These bonds are especially popular among investment nomads who have not found suitable investment destinations and investors aged 60 and above who require steady cash flow. The appeal lies in the ability to enjoy monthly interest payments of around 4-5% amid increased volatility in the financial markets.
According to KB Securities on the 1st, starting from the 5th, they are selling 20 billion KRW worth of 2-year monthly interest payment bonds issued by Hana Bank (AAA rating). The interest rate is about 4% annually, and interest is paid monthly. For example, if an investor purchases 100 million KRW worth of these bonds, they can receive approximately 300,000 KRW in after-tax interest every month for a year starting next month. A KB Securities representative said, “This is the first time we are introducing monthly payment bank bonds to our customers,” adding, “Purchases are not possible through the Mobile Trading System (MTS) and require visiting a branch in person.”
As monthly interest payment bonds have garnered strong interest from individual investors, major securities firms such as KB Securities, Korea Investment & Securities, Mirae Asset Securities, and Shinhan Investment Corp. have quickly introduced bond products following Samsung Securities’ debut last month. Small and mid-sized securities firms, including Yuanta Securities, also plan to consecutively launch monthly coupon bond products early this month. Previously, Samsung Securities sold a 1-year maturity Hyundai Card 852 bond (AA rating) last month with a pre-tax interest rate in the 4% range, which sold out quickly, and some customers reportedly requested additional subscriptions. On the 25th of last month, Hanwha Investment & Securities sold 5 billion KRW worth of DGB Capital 966-2 bonds (A+ rating), which sold out on the same day. Due to high customer interest, the investment amount was limited to 50 million KRW.
The combination of tightening policies by major countries and concerns over economic recession has increased demand for stable investment options, fueling the popularity of these bonds. Particularly, investors in their 60s who require steady cash income have been quick to act. More than half of the customers who purchased monthly payment corporate bonds sold by Samsung Securities last month were aged 60 or older. The appeal lies in the higher investment attractiveness compared to fixed deposits. Monthly coupon bonds with maturities of 1 to 2 years offer short investment periods and allow investors to enjoy interest rates of 4-6% on bonds issued by card companies and financial firms. In some cases, the entire supply sells out within 10 minutes of launch. Furthermore, buying bonds cheaply during times like now and selling them at higher prices during rate cuts can yield capital gains without tax, in addition to interest income. A representative from a small to mid-sized securities firm said, “Special deposit products at banks have amount limits and additional conditions, so some investors are turning to securities firms,” adding, “Inquiries about monthly coupon bonds are increasing among first-time bond investors and investors in their 20s and 30s.”
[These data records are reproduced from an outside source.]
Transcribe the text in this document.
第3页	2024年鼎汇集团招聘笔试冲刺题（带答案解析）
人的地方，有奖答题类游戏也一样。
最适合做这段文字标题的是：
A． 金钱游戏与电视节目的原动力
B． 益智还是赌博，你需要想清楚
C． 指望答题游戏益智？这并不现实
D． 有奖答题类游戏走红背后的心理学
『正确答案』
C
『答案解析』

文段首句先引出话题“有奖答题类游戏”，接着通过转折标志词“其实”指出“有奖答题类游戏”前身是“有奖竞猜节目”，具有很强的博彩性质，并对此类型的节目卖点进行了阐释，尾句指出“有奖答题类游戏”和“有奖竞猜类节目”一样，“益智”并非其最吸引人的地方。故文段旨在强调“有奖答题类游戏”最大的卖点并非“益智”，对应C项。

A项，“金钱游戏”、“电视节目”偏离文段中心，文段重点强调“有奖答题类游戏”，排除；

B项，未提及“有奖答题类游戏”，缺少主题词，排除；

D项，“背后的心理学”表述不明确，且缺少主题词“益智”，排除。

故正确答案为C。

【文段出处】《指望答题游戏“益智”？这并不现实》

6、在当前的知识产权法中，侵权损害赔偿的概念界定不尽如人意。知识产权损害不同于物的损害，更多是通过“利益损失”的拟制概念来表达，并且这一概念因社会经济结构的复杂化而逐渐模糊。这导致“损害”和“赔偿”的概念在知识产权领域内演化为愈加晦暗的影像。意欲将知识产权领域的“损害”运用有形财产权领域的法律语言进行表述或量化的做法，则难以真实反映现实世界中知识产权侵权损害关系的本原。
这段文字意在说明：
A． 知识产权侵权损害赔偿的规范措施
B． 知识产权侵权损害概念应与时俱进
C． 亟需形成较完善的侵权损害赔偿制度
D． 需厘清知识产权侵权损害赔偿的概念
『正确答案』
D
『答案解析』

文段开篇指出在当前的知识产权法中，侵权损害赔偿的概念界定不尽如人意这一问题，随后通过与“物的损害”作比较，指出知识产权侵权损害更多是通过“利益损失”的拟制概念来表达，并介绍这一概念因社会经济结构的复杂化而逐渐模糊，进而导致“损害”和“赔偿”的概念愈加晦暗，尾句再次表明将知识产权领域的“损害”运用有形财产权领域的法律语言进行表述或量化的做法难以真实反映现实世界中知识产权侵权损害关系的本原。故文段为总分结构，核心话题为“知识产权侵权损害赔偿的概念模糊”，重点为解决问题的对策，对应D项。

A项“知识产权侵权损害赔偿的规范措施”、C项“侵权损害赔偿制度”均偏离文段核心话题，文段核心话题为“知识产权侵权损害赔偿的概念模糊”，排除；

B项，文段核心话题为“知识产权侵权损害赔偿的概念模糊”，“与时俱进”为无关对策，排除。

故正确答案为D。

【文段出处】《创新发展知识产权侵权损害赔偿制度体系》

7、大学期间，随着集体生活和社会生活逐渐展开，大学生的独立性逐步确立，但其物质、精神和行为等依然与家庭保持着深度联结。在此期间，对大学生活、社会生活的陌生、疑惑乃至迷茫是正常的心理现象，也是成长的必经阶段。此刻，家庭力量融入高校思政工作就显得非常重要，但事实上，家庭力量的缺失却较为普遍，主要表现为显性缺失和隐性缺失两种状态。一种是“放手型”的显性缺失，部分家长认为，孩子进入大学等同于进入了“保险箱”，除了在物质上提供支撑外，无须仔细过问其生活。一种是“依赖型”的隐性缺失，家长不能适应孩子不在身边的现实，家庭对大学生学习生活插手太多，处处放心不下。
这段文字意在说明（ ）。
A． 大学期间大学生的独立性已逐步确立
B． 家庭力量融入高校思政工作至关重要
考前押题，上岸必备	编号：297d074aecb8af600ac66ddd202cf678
Although uncertainty in the bond market is rising, market insiders say it is still a good time to invest in bonds. Federal Reserve Chairman Jerome Powell has indicated a willingness to continue raising interest rates, suggesting room for further increases, but large volatility is not expected. Kim Ki-myung, a researcher at Korea Investment & Securities, analyzed, “Although uncertainty is increasing due to recent domestic monetary policy uncertainty and the Fed’s hawkish stance being largely priced in, uncertainty will be resolved after the September Federal Open Market Committee (FOMC) meeting,” adding, “Following government bonds, the credit market will sequentially show interest rate stability.”